In [None]:
# Parsing contry and other data that does not exist in the Meta Kaggle dataset
import requests
from bs4 import BeautifulSoup
import time
import re
import json

In [None]:
import pandas as pd
from pathlib import Path

INPUT_FOLDER = Path('/kaggle/input/meta-kaggle/')

In [None]:
REQUEST_DELAY = 0.5  # for time.sleep

In [None]:
competitions = pd.read_csv(INPUT_FOLDER / 'Competitions.csv')
teams = pd.read_csv(INPUT_FOLDER / 'Teams.csv')
users = pd.read_csv(INPUT_FOLDER / 'Users.csv' )
team_memberships = pd.read_csv(INPUT_FOLDER / 'TeamMemberships.csv')

It looks like the dataset does not contain information about a user's country. So, scraping is needed. Let's follow approach used in the following notebook: https://www.kaggle.com/sahidvelji/meet-the-kaggle-team 

## What competition are you looking at?

Set up competition name.
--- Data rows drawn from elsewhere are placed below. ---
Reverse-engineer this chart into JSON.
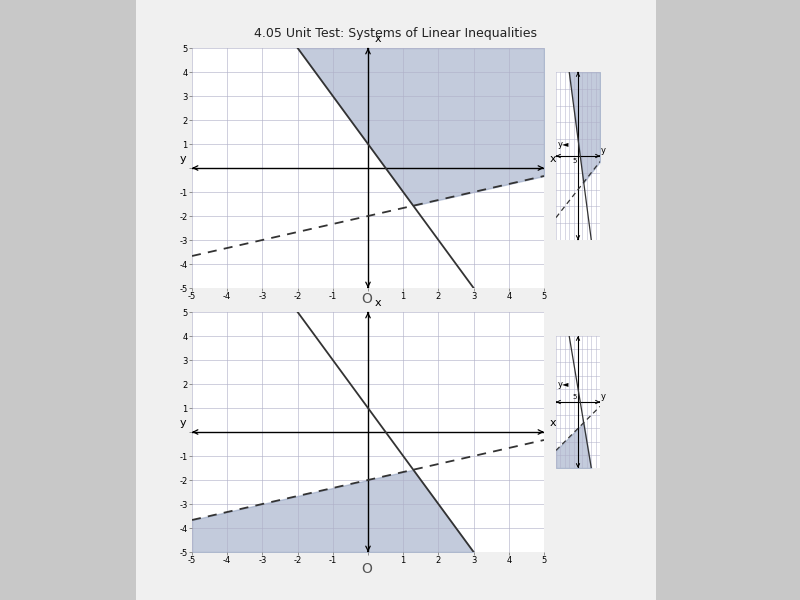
{
  "title": "4.05 Unit Test: Systems of Linear Inequalities",
  "bg_outer": "#c8c8c8",
  "bg_page": "#f0f0f0",
  "graph_bg": "#ffffff",
  "grid_color": "#b0b0c8",
  "grid_alpha": 0.7,
  "shade_color": "#8899bb",
  "shade_alpha": 0.5,
  "line1_slope": -2,
  "line1_intercept": 1,
  "line1_style": "solid",
  "line2_slope": 0.3333,
  "line2_intercept": -2,
  "line2_style": "dashed",
  "line_color": "#333333",
  "line_width": 1.3,
  "xlim": [
    -5,
    5
  ],
  "ylim": [
    -5,
    5
  ],
  "tick_fontsize": 6,
  "axis_label_fontsize": 8,
  "title_fontsize": 9,
  "circle_label": "O"
}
Please use respective Slug.

In [None]:
display(competitions[competitions.HostSegmentTitle == 'Featured'].head(3))

In [None]:
# A value from the Slug column
COMPETITION_SLUG = '3d-object-detection-for-autonomous-vehicles'

In [None]:
competition_id = competitions.loc[competitions.Slug == COMPETITION_SLUG, 'Id'].values[0]
competition_id

## Get all users who participated in the selected competition

In [None]:
competition_team = teams[(teams.CompetitionId == competition_id) & (~teams.PublicLeaderboardRank.isnull())]

Number of teams:

In [None]:
len(competition_team)

In [None]:
competition_team.head()

In [None]:
competition_participants = (
    competition_team
    .merge(team_memberships, left_on='Id', right_on='TeamId', how='left')
    .merge(users, left_on='UserId', right_on='Id', how='left')[
        ['TeamName', 'PublicLeaderboardRank', 'PrivateLeaderboardRank', 'Medal', 'UserName']]
).sort_values(by='PublicLeaderboardRank')

In [None]:
competition_participants.head(10)

## Parse country from the users' profiles

In [None]:
KAGGLE_BASE_URL = "https://kaggle.com/"

In [None]:
usernames = competition_participants['UserName'].dropna()

In [None]:
subset_fields = set(['city', 'region', 'country', 'occupation', 'organization'])
users_data = []
for username in usernames.head(50):
    time.sleep(REQUEST_DELAY)
    profile_url = f'{KAGGLE_BASE_URL}{username}'
    
    result = requests.get(profile_url)
    src = result.text
    soup = BeautifulSoup(src, 'html.parser').find_all("div", id="site-body")[0].find("script")
    
    user_info = re.search('Kaggle.State.push\(({.*})', str(soup)).group(1)
    user_dict = json.loads(user_info)

    user_subset = {k:v  for k, v in user_dict.items() if k in subset_fields}
    user_subset.update({'username': username})

    users_data.append(user_subset)

In [None]:
users_data_df = pd.DataFrame(users_data)
users_data_df.head(10)

In [None]:
country_counts = users_data_df.country.value_counts(dropna=False)
country_counts

In [None]:
country_counts.plot(kind='bar');